We will treat the player as a point mass, and refer to where his center of mass is located. To raise the center of mass by H = 0.656 m, the TOTAL time spent in the air must be 2*sqrt(2H/g) = 0.731 s . Half of that time is spent going up and half coming down.

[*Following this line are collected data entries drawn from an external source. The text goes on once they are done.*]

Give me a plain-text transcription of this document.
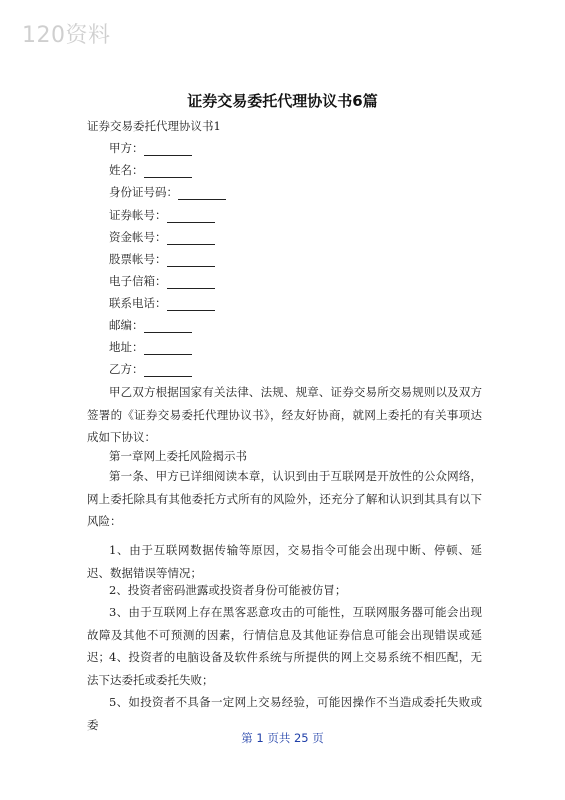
120资料
证券交易委托代理协议书6篇
证券交易委托代理协议书1
甲方：
姓名：
身份证号码：
证券帐号：
资金帐号：
股票帐号：
电子信箱：
联系电话：
邮编：
地址：
乙方：
甲乙双方根据国家有关法律、法规、规章、证券交易所交易规则以及双方签署的《证券交易委托代理协议书》，经友好协商，就网上委托的有关事项达成如下协议：
第一章网上委托风险揭示书
第一条、甲方已详细阅读本章，认识到由于互联网是开放性的公众网络，网上委托除具有其他委托方式所有的风险外，还充分了解和认识到其具有以下风险：
1、由于互联网数据传输等原因，交易指令可能会出现中断、停顿、延迟、数据错误等情况；
2、投资者密码泄露或投资者身份可能被仿冒；
3、由于互联网上存在黑客恶意攻击的可能性，互联网服务器可能会出现故障及其他不可预测的因素，行情信息及其他证券信息可能会出现错误或延迟； 4、投资者的电脑设备及软件系统与所提供的网上交易系统不相匹配，无法下达委托或委托失败；
5、如投资者不具备一定网上交易经验，可能因操作不当造成委托失败或委
第 1 页共 25 页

The time to fall 0.107 m from the max height of 0.656 m to 0.549 m is
t = sqrt(2*0.107)/g) = 0.1477 s
The total time spent above that altitude is twice that, or 0.295 s.
top at .656 meters
get Vi, initial speed from conservation of energy
(1/2) m Vi^2 = m (9.81)(.656)
Vi^2 = 2 (9.81)(.656)
Vi = 3.59 m/s
Now do a new problem, how fast is he going at h = .549 meters?
h = .549
(1/2) m v^2 + mgh = (1/2) m Vi^2
v^2 = Vi^2 - 2 g h
v^2 = (3.59)^2 - 2*9.81*.549
v = 1.45 meters/second
That is our initial condition for the top part
How long to top from there?(0 velocity up)
0 = 1.45 - 9.81 t
t = .148 s
total up and down 2 times t = .297 s
How long does he stay in the air?
Well, his jump-up time is the same as if he had fallen from .656m
s = 1/2 at^2
.656 = 4.9t^2
t = .3659 sec
so, he rose for .3659s and then fell for .3659s
His velocity at landing is the same as it was at takeoff:
v = at
= 9.9 * .3659
= 3.5858 m/s
So, the equation of motion giving his height is
h = 3.5858t - 4.9 t^2
Note that h=0 at t=0 and t=.7318
Now, how long was he above 65.6-10.7 = 54.9cm?
Translate the graph down .549 and solve
3.5857t - 4.9 t^2 - .549 = 0
He was above 54.9cm from t=.2181 to t=.5136, or a total of .2955 seconds.